[Bugfix] Reset all unused positions to prevent out-of-bounds in GatherV3 (#1416)

yiz-liu · web-flow · commit 2690697caa47 · 2025-06-26T09:27:43.000+08:00
### What this PR does / why we need it? Reset all unused positions in `NPUModelRunner` to prevent out-of-bounds asserts in the `GatherV3` operator. Currently, in [`get_splitfuse_attn_mask`](https://github.com/vllm-project/vllm-ascend/blob/main/vllm_ascend/attention/attention.py#L124), the `position` tensor may contain values that exceed the dimensions of the attention mask, triggering a `GatherV3` boundary check failure. These invalid indices originate from stale “dirty” entries left over in `position` due to padding logic in the ACL graph. Specifically, in [`_process_reqs`](https://github.com/vllm-project/vllm-ascend/blob/main/vllm_ascend/worker/model_runner_v1.py#L989), the variable `num_input_tokens` is always greater than or equal to `total_num_scheduled_tokens`, so any positions not explicitly cleared from a previous batch will persist and cause this sporadic error. BTW, in the original vLLM implementation, masks are constructed internally using other args, so these lingering values do not surface. However, on the Ascend platform—where split-fuse attention requires externally supplied masks—these residual indices become critical and lead to this elusive, hard-to-reproduce failure. The fix is to explicitly reset or zero out all unused entries in the `position` tensor before passing it to `GatherV3`, ensuring that every index lies within the valid range of the attention mask. Closes: #1038 ### Does this PR introduce _any_ user-facing change?
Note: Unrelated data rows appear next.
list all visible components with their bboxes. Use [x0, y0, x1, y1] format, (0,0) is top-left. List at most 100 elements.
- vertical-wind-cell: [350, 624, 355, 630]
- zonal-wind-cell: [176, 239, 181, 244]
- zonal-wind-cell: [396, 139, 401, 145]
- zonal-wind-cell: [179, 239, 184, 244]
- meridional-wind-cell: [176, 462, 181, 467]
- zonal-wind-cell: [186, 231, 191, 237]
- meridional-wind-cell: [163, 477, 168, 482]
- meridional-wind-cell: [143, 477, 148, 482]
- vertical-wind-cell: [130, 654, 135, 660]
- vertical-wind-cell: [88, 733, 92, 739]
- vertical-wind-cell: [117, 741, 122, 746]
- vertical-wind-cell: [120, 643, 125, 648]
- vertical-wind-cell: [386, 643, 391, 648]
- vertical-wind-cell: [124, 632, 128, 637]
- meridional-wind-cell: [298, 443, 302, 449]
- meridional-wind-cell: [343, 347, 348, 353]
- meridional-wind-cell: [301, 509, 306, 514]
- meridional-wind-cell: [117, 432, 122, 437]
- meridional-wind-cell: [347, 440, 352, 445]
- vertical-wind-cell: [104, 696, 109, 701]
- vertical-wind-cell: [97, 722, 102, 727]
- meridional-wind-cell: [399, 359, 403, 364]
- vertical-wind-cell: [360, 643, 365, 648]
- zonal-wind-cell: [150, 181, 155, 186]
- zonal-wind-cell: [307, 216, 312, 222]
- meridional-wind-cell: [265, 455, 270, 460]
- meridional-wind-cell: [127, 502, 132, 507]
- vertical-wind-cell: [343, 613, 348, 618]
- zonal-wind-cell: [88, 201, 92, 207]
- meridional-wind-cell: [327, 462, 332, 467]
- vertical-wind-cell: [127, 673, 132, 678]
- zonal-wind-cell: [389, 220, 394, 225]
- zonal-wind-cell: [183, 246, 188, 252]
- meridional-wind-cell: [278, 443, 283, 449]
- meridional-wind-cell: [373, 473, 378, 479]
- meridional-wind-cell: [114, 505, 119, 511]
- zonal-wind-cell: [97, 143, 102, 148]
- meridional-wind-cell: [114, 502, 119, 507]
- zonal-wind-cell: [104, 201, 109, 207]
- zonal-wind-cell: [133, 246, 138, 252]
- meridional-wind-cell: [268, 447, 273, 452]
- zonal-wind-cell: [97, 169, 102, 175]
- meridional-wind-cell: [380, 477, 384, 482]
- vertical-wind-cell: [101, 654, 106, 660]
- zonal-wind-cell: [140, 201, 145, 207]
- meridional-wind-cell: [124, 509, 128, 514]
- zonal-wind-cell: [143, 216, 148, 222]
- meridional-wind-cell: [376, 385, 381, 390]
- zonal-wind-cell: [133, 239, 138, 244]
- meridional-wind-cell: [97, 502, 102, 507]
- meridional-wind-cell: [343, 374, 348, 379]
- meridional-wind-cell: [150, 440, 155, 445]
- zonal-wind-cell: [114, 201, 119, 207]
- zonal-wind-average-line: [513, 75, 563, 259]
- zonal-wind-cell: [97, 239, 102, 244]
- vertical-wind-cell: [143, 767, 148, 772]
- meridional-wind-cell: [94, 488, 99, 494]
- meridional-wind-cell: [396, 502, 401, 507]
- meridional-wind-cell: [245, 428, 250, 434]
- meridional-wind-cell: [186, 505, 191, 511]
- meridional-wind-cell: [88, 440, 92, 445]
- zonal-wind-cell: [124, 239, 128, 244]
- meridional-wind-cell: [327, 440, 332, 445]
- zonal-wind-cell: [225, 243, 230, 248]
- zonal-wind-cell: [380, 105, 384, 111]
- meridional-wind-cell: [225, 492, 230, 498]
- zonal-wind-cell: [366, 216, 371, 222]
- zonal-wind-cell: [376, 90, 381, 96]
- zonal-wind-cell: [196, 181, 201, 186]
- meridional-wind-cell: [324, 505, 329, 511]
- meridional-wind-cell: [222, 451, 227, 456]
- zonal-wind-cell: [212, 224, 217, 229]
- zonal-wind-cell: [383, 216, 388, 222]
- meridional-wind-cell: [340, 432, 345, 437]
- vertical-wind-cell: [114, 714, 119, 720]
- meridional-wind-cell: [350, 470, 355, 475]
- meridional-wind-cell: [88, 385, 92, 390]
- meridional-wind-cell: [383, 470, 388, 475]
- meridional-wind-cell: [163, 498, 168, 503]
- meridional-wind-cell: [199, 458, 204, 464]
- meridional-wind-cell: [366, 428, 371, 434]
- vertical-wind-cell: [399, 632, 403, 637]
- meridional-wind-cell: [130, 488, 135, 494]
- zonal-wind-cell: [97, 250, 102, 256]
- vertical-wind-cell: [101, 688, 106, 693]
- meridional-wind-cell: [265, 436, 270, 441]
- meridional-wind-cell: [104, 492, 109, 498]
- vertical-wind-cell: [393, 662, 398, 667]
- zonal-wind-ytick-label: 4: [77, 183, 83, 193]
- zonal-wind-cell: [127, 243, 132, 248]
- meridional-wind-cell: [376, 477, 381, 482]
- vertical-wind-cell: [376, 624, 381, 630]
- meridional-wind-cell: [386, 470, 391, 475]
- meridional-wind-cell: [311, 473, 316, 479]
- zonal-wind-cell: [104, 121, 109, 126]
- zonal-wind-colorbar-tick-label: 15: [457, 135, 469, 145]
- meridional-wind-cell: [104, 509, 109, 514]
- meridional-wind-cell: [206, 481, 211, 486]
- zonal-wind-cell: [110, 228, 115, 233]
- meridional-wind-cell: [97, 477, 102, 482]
No Signed-off-by: Yizhou Liu <liu_yizhou@outlook.com>
diff --git a/vllm_ascend/worker/model_runner_v1.py b/vllm_ascend/worker/model_runner_v1.py
@@ -953,6 +953,7 @@ def _process_reqs(
                 self.mrope_positions_cpu[:, :total_num_scheduled_tokens],
                 non_blocking=True)
 
+        self.positions[total_num_scheduled_tokens:num_input_tokens].zero_()
         self.positions[:total_num_scheduled_tokens].copy_(
             self.positions_cpu[:total_num_scheduled_tokens], non_blocking=True)
         positions = self.positions[:num_input_tokens]